Nueva York, EE.UU.- La respuesta iraní al ataque conjunto de Estados Unidos e Israel ha superado las expectativas de la Casa Blanca y ha generado una crisis energética inesperada, según revela un artículo publicado por The New York Times.
El presidente Donald Trump y sus asesores subestimaron la intensidad de la reacción de Teherán ante el conflicto iniciado a finales de febrero, que Teherán percibe como una amenaza existencial. A diferencia de la Guerra de los 12 Días de junio pasado, Irán ha respondido de forma mucho más agresiva: ha lanzado misiles y drones contra bases militares estadounidenses, ciudades en países árabes de Oriente Medio e Israel, y ha cerrado el estrecho de Ormuz, por donde transita alrededor del 20 % del petróleo mundial.
Este bloqueo ha provocado un drástico aumento de los precios del crudo y de la gasolina en Estados Unidos, lo que ha obligado a la Administración Trump a improvisar medidas de emergencia para mitigar el impacto económico interno. Entre ellas figuran la evacuación de embajadas en la región y el desarrollo de estrategias rápidas para contener la escalada de costos energéticos, vistos inicialmente como un inconveniente temporal.
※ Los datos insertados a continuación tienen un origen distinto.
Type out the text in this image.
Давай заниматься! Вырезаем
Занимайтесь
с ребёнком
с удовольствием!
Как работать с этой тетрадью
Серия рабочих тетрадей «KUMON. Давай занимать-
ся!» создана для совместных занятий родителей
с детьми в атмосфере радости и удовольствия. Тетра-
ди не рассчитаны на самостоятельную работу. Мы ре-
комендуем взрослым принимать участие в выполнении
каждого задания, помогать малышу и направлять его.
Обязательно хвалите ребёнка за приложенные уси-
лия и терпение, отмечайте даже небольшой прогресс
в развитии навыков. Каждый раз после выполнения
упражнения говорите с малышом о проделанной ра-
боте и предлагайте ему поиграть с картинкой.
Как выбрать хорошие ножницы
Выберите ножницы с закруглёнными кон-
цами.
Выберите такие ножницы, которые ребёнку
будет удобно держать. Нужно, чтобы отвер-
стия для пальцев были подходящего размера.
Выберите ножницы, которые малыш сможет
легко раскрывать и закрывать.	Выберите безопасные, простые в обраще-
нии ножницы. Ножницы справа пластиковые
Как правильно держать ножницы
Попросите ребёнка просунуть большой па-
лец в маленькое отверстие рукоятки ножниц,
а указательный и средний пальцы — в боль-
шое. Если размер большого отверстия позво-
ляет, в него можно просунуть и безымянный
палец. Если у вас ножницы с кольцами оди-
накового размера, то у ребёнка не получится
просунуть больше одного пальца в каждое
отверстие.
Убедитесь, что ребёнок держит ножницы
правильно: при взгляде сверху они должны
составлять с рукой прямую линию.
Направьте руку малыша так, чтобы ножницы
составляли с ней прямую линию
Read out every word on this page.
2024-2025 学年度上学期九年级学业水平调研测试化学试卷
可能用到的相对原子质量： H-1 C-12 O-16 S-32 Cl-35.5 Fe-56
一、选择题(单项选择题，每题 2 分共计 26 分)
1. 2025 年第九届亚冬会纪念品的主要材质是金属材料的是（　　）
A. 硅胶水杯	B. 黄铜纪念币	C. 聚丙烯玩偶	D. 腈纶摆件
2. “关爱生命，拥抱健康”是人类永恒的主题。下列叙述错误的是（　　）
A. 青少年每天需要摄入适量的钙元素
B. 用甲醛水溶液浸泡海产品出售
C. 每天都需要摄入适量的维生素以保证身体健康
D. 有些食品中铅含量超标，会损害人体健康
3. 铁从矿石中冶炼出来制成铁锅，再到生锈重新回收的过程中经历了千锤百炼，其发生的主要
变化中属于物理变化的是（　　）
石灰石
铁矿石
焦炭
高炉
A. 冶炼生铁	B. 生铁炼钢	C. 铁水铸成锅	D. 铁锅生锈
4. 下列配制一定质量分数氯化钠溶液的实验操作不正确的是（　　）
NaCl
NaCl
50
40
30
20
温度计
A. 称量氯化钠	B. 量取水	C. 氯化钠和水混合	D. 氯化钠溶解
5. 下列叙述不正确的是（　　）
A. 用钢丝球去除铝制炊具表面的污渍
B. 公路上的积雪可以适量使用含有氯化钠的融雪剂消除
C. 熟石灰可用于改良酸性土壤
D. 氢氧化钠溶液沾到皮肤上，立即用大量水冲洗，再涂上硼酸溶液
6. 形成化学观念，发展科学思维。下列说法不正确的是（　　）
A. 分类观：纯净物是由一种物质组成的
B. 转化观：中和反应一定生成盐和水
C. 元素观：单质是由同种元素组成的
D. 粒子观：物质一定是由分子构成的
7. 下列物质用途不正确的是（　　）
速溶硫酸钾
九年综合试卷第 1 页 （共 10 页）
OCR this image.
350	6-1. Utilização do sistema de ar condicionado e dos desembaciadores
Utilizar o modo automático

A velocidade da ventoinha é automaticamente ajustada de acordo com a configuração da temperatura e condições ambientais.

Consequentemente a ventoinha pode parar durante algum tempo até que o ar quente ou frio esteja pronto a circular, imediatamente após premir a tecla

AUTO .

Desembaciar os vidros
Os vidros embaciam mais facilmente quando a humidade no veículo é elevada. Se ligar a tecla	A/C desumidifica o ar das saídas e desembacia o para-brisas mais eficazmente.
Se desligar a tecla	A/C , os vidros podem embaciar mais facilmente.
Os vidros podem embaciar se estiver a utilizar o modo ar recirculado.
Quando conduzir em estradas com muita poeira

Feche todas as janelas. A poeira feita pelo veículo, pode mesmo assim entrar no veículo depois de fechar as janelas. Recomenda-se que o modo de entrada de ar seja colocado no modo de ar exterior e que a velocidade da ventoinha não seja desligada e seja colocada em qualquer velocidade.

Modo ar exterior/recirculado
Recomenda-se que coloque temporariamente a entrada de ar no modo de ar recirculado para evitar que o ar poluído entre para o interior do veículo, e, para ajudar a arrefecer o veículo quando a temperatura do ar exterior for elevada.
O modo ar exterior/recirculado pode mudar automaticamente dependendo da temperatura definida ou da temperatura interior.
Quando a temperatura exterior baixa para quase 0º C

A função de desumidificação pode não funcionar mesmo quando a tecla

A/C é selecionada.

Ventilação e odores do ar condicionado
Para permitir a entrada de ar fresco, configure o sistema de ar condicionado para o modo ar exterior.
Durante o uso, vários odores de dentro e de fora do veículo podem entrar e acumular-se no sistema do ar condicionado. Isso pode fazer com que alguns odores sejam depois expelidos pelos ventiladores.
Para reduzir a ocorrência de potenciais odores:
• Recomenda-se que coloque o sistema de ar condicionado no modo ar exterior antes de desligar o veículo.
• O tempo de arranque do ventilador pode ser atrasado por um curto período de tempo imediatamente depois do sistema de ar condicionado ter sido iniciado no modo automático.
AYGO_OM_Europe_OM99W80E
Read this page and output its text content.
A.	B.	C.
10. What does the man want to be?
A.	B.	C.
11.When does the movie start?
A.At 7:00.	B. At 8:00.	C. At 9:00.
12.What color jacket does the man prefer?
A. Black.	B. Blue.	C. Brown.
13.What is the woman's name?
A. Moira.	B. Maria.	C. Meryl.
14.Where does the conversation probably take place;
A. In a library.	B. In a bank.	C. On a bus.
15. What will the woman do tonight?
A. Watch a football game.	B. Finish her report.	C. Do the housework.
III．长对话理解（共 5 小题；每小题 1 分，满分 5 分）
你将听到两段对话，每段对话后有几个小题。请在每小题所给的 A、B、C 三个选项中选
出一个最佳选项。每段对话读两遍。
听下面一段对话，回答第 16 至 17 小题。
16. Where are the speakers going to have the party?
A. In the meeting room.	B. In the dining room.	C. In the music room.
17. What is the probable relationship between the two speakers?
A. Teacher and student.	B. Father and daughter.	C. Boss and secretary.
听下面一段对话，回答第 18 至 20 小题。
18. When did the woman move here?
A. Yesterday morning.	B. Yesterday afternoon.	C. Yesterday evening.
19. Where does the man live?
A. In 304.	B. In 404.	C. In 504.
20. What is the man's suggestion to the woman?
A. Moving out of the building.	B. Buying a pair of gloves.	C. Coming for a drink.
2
El 18 de febrero, diez días antes del ataque, el secretario de Energía, Chris Wright, minimizó los riesgos al afirmar que cualquier alza en los precios del petróleo sería pasajera, citando el precedente de la guerra anterior. Otros asesores compartían en privado esa visión optimista y desoyeron advertencias sobre la posibilidad de que Irán bloqueara el estrecho.La magnitud del error quedó patente cuando Teherán amenazó con atacar petroleros comerciales en Ormuz, lo que paralizó el tráfico marítimo y expuso la ausencia de un plan claro para reabrir la vía de forma segura. El senador Christopher S. Murphy criticó esta falta de previsión como «imperdonable», ya que era totalmente previsible.Fuentes de la Administración consultadas por el diario indican que algunos funcionarios se muestran cada vez más pesimistas ante la falta de una estrategia de salida del conflicto. Sin embargo, no lo expresan abiertamente al presidente, quien ha calificado la operación militar como un «éxito total» en repetidas ocasiones.